Given two strings s and t, return true if t is an anagram of s, and false otherwise. An Anagram is a word or phrase formed by rearranging the letters of a different word or phrase, typically using all the original letters exactly once.

Example 1: Input: s = “anagram”, t = “nagaram” Output: true

Example 2:

Input: s = “rat”, t = “car” Output: false

Sorting Method

Turn the strings into lists, sort them, and check if the sorted lists are identical.

• Time complexity: $O(n\log n)=O(s\log s+t\log t)$
• Space complexity: $O(n)=O(s+t)$

class Solution:
    def isAnagram(self, s: str, t: str) -> bool:
        
        s_list = []
        t_list = []
        for char in s:
            s_list.append(char)
        for char in t:
            t_list.append(char)
 
        s_list.sort()
        t_list.sort()
 
        if s_list == t_list:
            return True
 
        return False

Hashing Map

Build hashmaps where:

Key	Value
‘character’	‘count’
a	3
n	1
etc…

Compare that the keys and counts for each key are the same.

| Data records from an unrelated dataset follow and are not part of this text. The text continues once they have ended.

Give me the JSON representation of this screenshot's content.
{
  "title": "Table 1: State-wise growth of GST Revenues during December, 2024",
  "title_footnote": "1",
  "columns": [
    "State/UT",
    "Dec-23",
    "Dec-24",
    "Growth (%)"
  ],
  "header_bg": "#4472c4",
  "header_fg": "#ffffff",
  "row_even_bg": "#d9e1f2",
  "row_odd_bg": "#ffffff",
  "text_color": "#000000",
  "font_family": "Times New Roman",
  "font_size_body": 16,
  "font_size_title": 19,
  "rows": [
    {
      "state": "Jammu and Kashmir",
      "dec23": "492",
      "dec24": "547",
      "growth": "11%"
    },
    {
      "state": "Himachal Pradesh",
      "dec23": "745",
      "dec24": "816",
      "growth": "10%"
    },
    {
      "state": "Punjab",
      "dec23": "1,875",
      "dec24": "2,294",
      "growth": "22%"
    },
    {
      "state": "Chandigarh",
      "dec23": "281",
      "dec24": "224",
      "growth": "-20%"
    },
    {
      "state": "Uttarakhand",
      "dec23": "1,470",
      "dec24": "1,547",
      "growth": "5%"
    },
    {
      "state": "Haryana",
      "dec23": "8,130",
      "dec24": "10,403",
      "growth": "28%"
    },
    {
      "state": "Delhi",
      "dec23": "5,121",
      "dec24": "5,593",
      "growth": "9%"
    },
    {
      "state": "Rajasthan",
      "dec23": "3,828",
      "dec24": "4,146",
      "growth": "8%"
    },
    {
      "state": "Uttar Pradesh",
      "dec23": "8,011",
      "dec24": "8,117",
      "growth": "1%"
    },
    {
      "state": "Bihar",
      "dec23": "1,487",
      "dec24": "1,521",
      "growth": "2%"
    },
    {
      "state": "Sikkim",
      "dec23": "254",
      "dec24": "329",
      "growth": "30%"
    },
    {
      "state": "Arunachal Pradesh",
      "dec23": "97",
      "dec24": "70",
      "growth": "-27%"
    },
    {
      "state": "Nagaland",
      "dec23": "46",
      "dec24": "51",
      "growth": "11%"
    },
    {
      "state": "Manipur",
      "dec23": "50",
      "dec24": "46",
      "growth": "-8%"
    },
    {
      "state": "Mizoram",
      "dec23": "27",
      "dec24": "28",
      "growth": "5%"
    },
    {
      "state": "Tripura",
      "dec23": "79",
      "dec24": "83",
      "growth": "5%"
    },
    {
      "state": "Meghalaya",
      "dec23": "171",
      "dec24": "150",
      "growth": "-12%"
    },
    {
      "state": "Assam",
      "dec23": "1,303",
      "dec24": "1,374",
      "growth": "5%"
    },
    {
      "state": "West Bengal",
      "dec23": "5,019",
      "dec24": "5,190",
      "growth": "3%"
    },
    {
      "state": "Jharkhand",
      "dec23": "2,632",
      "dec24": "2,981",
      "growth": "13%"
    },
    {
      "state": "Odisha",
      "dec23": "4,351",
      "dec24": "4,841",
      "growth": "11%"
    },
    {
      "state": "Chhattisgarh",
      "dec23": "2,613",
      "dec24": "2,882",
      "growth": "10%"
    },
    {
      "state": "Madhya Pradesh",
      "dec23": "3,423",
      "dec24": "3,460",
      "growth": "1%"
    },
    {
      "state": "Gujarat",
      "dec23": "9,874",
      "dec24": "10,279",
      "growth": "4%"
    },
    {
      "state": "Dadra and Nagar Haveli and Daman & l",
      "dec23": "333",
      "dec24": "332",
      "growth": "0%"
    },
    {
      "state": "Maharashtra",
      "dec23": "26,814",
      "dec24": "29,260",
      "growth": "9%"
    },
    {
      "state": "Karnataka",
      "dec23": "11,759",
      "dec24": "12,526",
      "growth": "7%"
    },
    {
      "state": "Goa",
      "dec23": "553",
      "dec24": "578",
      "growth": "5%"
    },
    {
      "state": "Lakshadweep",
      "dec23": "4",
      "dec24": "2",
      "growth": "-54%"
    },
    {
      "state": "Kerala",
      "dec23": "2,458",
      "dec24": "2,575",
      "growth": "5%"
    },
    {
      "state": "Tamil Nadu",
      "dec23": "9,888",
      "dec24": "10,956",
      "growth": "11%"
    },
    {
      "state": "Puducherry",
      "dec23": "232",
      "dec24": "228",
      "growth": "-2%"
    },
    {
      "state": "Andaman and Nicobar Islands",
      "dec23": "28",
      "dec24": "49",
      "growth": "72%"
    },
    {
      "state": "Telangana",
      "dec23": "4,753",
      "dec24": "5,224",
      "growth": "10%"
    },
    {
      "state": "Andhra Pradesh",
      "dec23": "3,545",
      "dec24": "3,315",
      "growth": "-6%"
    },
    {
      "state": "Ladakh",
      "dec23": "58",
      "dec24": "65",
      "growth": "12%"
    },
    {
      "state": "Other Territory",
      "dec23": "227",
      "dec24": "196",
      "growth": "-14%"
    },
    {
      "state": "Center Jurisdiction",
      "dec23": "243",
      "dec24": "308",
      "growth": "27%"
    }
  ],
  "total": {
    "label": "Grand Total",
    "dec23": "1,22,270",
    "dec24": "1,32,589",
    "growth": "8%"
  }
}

• Time complexity: $O(n)=O(s+t)$
• Space complexity: $O(n)=O(s+t)$

class Solution:
    def isAnagram(self, s: str, t: str) -> bool:
 
        sCounter, tCounter = {}, {}
 
        if len(s) != len(t):
            return False
 
        for i in range(len(s)):
            sCounter[s[i]] = sCounter.get(s[i], 0) + 1
            tCounter[t[i]] = tCounter.get(t[i], 0) + 1
 
        for c in sCounter:
            if sCounter[c] != tCounter.get(c,0):
                return False
        
        return True

Notes:

• Dictionaries in Python are implemented as hashmaps
• sCounter.get(s[i],0) deals with the case that there is nothing at that key; if there is nothing, it uses a default value of 0.